Investigate the recent 100% cpu spike on AWS #794

Closed sadatmalik closed 5 months ago

samschlicht commented 5 months ago

Here are the big spikes last week. I'm focusing on the 100% one but thought I should highlight all, just in case they have anything in common.

Screenshot 2024-03-28 at 1.53.58 pm.png Screenshot 2024-03-28 at 1.54.38 pm.png Screenshot 2024-03-28 at 1.54.27 pm.png
samschlicht commented 5 months ago

Just having a look in Cloudwatch and see that we have an option to switch on Log anomaly detection. Looks like it's free and would add some vigilance for unusual log patterns.

samschlicht commented 5 months ago

This is the instance that went down: \b33e59f50b4f4f049f10a6cc7198f14c

But most of the activity and errors at that time are from the other (\989ce365fac742bd9fd48f542a6047cf) and seem to involve file-upload/form-data (the times you're seeing here allow for Melbourne time difference to UTC):

Screenshot 2024-03-28 at 2.42.11 pm.png Screenshot 2024-03-28 at 2.46.28 pm.png Screenshot 2024-03-28 at 2.47.27 pm.png
samschlicht commented 5 months ago

Candidate #229186 Isamar Tabares was registering at that moment — she appears to have been kicked out of her account because shortly after receiving her thank-you email she requests a password-reset link.

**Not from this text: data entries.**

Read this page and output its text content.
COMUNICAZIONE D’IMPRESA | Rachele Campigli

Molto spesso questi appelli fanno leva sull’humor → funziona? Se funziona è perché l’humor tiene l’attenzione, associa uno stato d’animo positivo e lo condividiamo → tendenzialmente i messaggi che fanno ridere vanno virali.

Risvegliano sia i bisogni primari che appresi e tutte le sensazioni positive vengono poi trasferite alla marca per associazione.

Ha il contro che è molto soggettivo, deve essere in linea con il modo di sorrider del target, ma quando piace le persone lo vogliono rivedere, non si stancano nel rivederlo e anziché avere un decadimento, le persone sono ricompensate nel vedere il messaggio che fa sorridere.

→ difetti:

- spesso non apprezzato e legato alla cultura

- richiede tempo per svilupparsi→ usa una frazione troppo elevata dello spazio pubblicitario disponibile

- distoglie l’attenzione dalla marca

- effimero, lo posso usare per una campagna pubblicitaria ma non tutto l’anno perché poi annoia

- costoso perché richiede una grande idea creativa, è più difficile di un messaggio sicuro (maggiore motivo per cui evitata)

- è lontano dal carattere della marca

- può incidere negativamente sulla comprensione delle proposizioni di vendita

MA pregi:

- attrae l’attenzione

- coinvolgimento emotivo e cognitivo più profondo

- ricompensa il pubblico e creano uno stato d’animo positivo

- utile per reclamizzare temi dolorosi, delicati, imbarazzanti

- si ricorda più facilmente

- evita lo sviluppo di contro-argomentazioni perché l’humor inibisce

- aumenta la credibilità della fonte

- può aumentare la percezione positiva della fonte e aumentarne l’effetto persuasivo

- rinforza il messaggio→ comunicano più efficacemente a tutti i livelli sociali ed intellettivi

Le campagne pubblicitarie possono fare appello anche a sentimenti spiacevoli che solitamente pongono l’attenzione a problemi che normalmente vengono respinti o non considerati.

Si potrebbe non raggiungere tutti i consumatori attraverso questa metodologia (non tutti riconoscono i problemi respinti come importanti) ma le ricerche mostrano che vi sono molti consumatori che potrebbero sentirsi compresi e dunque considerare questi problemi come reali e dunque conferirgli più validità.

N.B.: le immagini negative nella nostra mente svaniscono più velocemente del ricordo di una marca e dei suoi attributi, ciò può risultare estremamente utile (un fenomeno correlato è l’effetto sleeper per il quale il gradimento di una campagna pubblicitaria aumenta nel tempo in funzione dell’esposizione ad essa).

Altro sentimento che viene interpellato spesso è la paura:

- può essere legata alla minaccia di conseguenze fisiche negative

Screenshot 2024-03-28 at 2.53.30 pm.png

Interestingly, she has successfully uploaded an attachment, but only many hours later, and it's a word docx containing images that hasn't fared too well (attached). Perhaps just a coincidence but I'll have a play with some candidate portal upload scenarios.

HOJA DE VIDA ISAMAR CENTER (2).docx

samschlicht commented 5 months ago

This is the last registered activity on the instance that went down, the same file-upload/form-data issue:

Screenshot 2024-03-28 at 3.13.04 pm.png

Here are the principal errors in text form:

samschlicht commented 5 months ago

There's not much admin activity at that time, it looks like an issue with a candidate form submission that included a file upload, but I can't glean much more from what's at hand.

I checked the other two spikes but I don't see similar errors — they appear to relate to admin searches.

samschlicht commented 5 months ago

Just for reference, I was able to reproduce the error in question by uploading a file on the candidate portal and then closing my browser window. But there was no CPU spike, so perhaps that's a red herring!

Screenshot 2024-03-28 at 4.14.31 pm.png

Just curious that it happened so many times around the CPU spike.

samschlicht commented 5 months ago

@sadatmalik I've reviewed this and I think the reference in your ongoing profiling issue is sufficient — at this stage, no reason to think that the fileupload connection is anything more than a one-time coincidence. Closing this one per your suggestion.